The Internet is used for many things, such as electronic mail, online chat, file transfer and other documents of the World Wide Web.
The most used service on the Internet is the World Wide Web (which is also called the "Web" or “www”). The web contains websites, including blogs and wikis like Wikipedia. Webpages on the Internet can be seen and read by anyone (unless the page needs a password, or it is blocked).
The second biggest use of the Internet is to send and receive e-mail. E-mail is private and goes from one user to another. Instant messaging (such as AIM or ICQ) is similar to email, but allows two or more people to chat to each other faster.

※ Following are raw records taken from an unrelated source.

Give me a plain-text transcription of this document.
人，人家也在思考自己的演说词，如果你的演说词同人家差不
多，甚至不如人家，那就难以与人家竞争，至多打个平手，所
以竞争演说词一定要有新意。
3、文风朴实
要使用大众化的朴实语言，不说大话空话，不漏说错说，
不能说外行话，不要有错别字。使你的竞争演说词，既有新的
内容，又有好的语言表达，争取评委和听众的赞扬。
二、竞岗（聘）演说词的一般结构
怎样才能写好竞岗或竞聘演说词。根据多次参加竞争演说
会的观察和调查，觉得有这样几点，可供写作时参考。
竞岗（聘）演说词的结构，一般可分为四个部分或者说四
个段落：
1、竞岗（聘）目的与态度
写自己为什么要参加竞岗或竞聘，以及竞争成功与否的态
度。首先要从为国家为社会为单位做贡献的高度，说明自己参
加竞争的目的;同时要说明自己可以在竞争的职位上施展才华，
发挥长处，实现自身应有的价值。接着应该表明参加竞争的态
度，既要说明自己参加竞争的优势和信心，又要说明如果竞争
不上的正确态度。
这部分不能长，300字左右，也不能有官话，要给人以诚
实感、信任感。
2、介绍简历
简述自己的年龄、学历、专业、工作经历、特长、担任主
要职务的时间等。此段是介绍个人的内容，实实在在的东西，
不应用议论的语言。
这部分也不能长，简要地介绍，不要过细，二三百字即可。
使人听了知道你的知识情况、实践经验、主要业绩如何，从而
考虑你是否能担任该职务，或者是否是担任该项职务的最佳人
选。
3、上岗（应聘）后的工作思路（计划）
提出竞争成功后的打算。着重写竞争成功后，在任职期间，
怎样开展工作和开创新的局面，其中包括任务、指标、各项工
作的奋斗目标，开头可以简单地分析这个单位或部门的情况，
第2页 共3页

Some governments think the internet is a bad thing, and block all or part of it. For example, the Chinese government thinks that Wikipedia is bad. Many times no one in China can read it or add to it.Another example of the internet being blocked is in North Korea. Some parents block parts of the Internet they think are bad for children to see.

Dangers on the Internet

The Internet makes communication easy, and communication can be dangerous too. People often send secret information, and sometimes other people can steal that information. They can use the Internet to spread lies or stolen secrets or dangerously bad advice. For example, Facebook has had some problems with privacy settings.

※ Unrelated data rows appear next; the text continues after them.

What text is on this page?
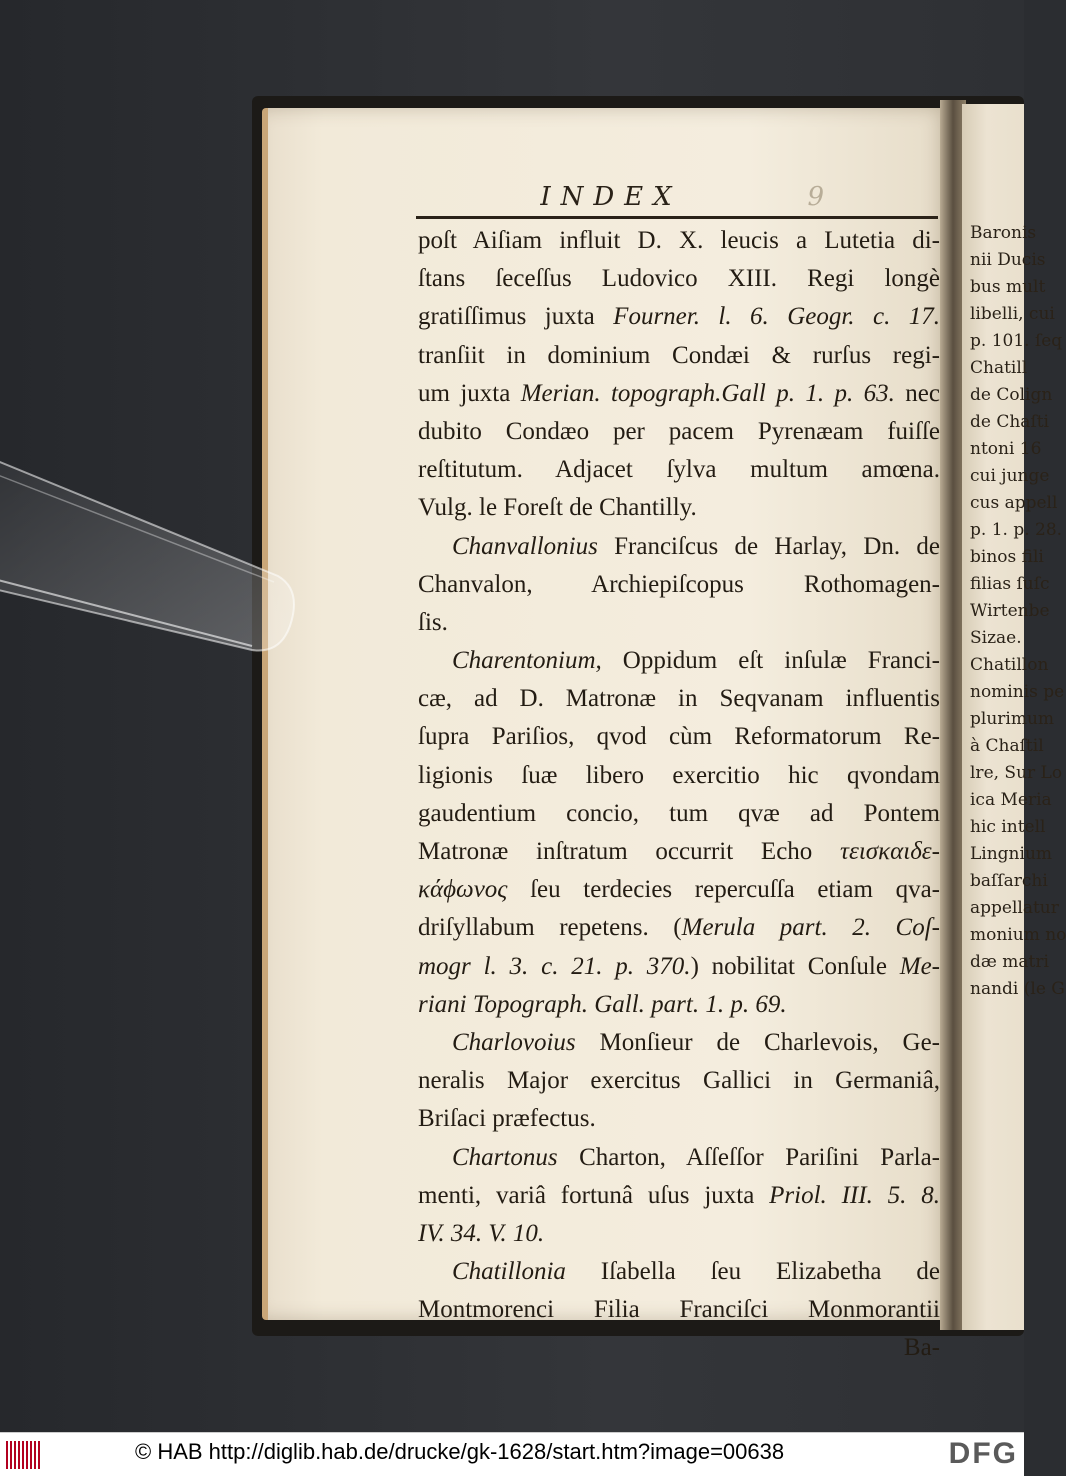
INDEX	9
poſt Aiſiam influit D. X. leucis a Lutetia di-
ſtans ſeceſſus Ludovico XIII. Regi longè
gratiſſimus juxta Fourner. l. 6. Geogr. c. 17.
tranſiit in dominium Condæi & rurſus regi-
um juxta Merian. topograph.Gall p. 1. p. 63. nec
dubito Condæo per pacem Pyrenæam fuiſſe
reſtitutum. Adjacet ſylva multum amœna.
Vulg. le Foreſt de Chantilly.
Chanvallonius Franciſcus de Harlay, Dn. de
Chanvalon, Archiepiſcopus Rothomagen-
ſis.
Charentonium, Oppidum eſt inſulæ Franci-
cæ, ad D. Matronæ in Seqvanam influentis
ſupra Pariſios, qvod cùm Reformatorum Re-
ligionis ſuæ libero exercitio hic qvondam
gaudentium concio, tum qvæ ad Pontem
Matronæ inſtratum occurrit Echo τεισκαιδε-
κάϕωνος ſeu terdecies repercuſſa etiam qva-
driſyllabum repetens. (Merula part. 2. Coſ-
mogr l. 3. c. 21. p. 370.) nobilitat Conſule Me-
riani Topograph. Gall. part. 1. p. 69.
Charlovoius Monſieur de Charlevois, Ge-
neralis Major exercitus Gallici in Germaniâ,
Briſaci præfectus.
Chartonus Charton, Aſſeſſor Pariſini Parla-
menti, variâ fortunâ uſus juxta Priol. III. 5. 8.
IV. 34. V. 10.
Chatillonia Iſabella ſeu Elizabetha de
Montmorenci Filia Franciſci Monmorantii
Ba-
Baronis
nii Ducis
bus mult
libelli, cui
p. 101. ſeq
Chatill
de Colign
de Chaſti
ntoni 16
cui junge
cus appell
p. 1. p. 28.
binos fili
filias ſuſc
Wirtenbe
Sizae.
Chatillon
nominis pe
plurimum
à Chaſtil
lre, Sur Lo
ica Meria
hic intell
Lingnium
baſſarchi
appellatur
monium no
dæ matri
nandi (le G
© HAB http://diglib.hab.de/drucke/gk-1628/start.htm?image=00638	DFG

  • Some websites may trick people into downloading viruses that can harm a computer, or spyware that spies on its users (looks at what they are doing and tells someone else). E-mails can also have harmful files with them as "attachments".
  • In internet chatrooms, people might be preying on others or trying to stalk or abuse them.
  • The Internet contains content that many people find offensive such as pornography, as well as content intended to be offensive.
  • Criminals may steal people's personal information or trick people into sending them money.

I hope this post help you to get Information about Internet.